When parties are involved in a dispute but need to preserve their relationship because of ongoing interests, mediation is often a recommended route. Mediation is not in itself a binding process, but once consensus is reached, a contract is drawn which keeps the parties to their agreement.
The mediator assists the parties in reaching consensus by identifying common ground, establishing needs as opposed to rights and keeps the balance of power between the sides at all times. The mediator expresses no views and remains impartial throughout the process.
Once the parties have agreed to mediation, they either agree on a mediator or ask AFSA to appoint one on their behalf. The mediator may request background information on the issues and invite both parties to write an outline of their dispute. Ground rules for the process are established by agreement with the parties at the commencement of the process. Once the mediator has heard both sides' positions, he or she steers them to a mutual agreement. The beauty of mediation is that the parties arrive at a win-win solution, as opposed to a win-lose outcome found in adversarial processes.

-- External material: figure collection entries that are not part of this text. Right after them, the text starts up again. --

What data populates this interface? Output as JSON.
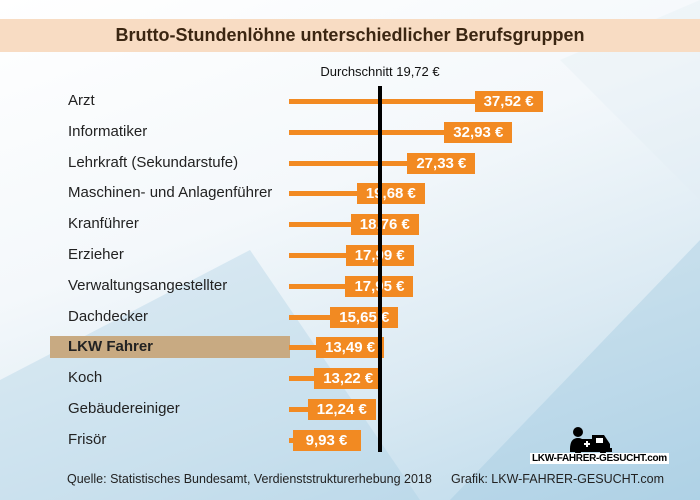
{
  "chart_data": {
    "type": "bar",
    "orientation": "horizontal",
    "title": "Brutto-Stundenlöhne unterschiedlicher Berufsgruppen",
    "categories": [
      "Arzt",
      "Informatiker",
      "Lehrkraft (Sekundarstufe)",
      "Maschinen- und Anlagenführer",
      "Kranführer",
      "Erzieher",
      "Verwaltungsangestellter",
      "Dachdecker",
      "LKW Fahrer",
      "Koch",
      "Gebäudereiniger",
      "Frisör"
    ],
    "values": [
      37.52,
      32.93,
      27.33,
      19.68,
      18.76,
      17.99,
      17.95,
      15.65,
      13.49,
      13.22,
      12.24,
      9.93
    ],
    "value_labels": [
      "37,52 €",
      "32,93 €",
      "27,33 €",
      "19,68 €",
      "18,76 €",
      "17,99 €",
      "17,95 €",
      "15,65 €",
      "13,49 €",
      "13,22 €",
      "12,24 €",
      "9,93 €"
    ],
    "highlighted": "LKW Fahrer",
    "reference_line": {
      "value": 19.72,
      "label": "Durchschnitt 19,72 €"
    },
    "bar_color": "#f28a22",
    "highlight_color": "#c8aa82"
  },
  "footer": {
    "source": "Quelle: Statistisches Bundesamt, Verdienststrukturerhebung 2018",
    "credit": "Grafik: LKW-FAHRER-GESUCHT.com"
  },
  "logo": {
    "text": "LKW-FAHRER-GESUCHT.com"
  }
}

- Both parties must really want mediation to work. A party can frustrate the process by not co-operating in a mediation and this can lead to a breakdown of the process. Therefore mediation is appropriate when there is goodwill and a determination between the parties to reach consensus. If parties agree to mediate, the can sign the AFSA Agreement to Mediate.
Putting a mediation clause in an agreement often is not enough. It is recommended that the clause makes provision for arbitration as a secondary resort should the mediation fail. This is called Med-Arb (see Clauses). If either party believes the dispute has become too intractable, it may, if it wishes, elect to abandon the mediation clause, and request to proceed directly to arbitration.
Why opt for administered arbitration?
Without an administered system parties are largely unprotected. Arbitrations arranged by the parties for and by themselves rely on mutual goodwill and, if necessary, require each to police the other. This leaves both parties helpless if the arbitrator does not do his or her work as expected and makes the process easy to manipulate. In an AFSA administered arbitration the AFSA Secretariat ensures that the arbitration is not derailed and that it proceeds purposefully in accordance with its rules.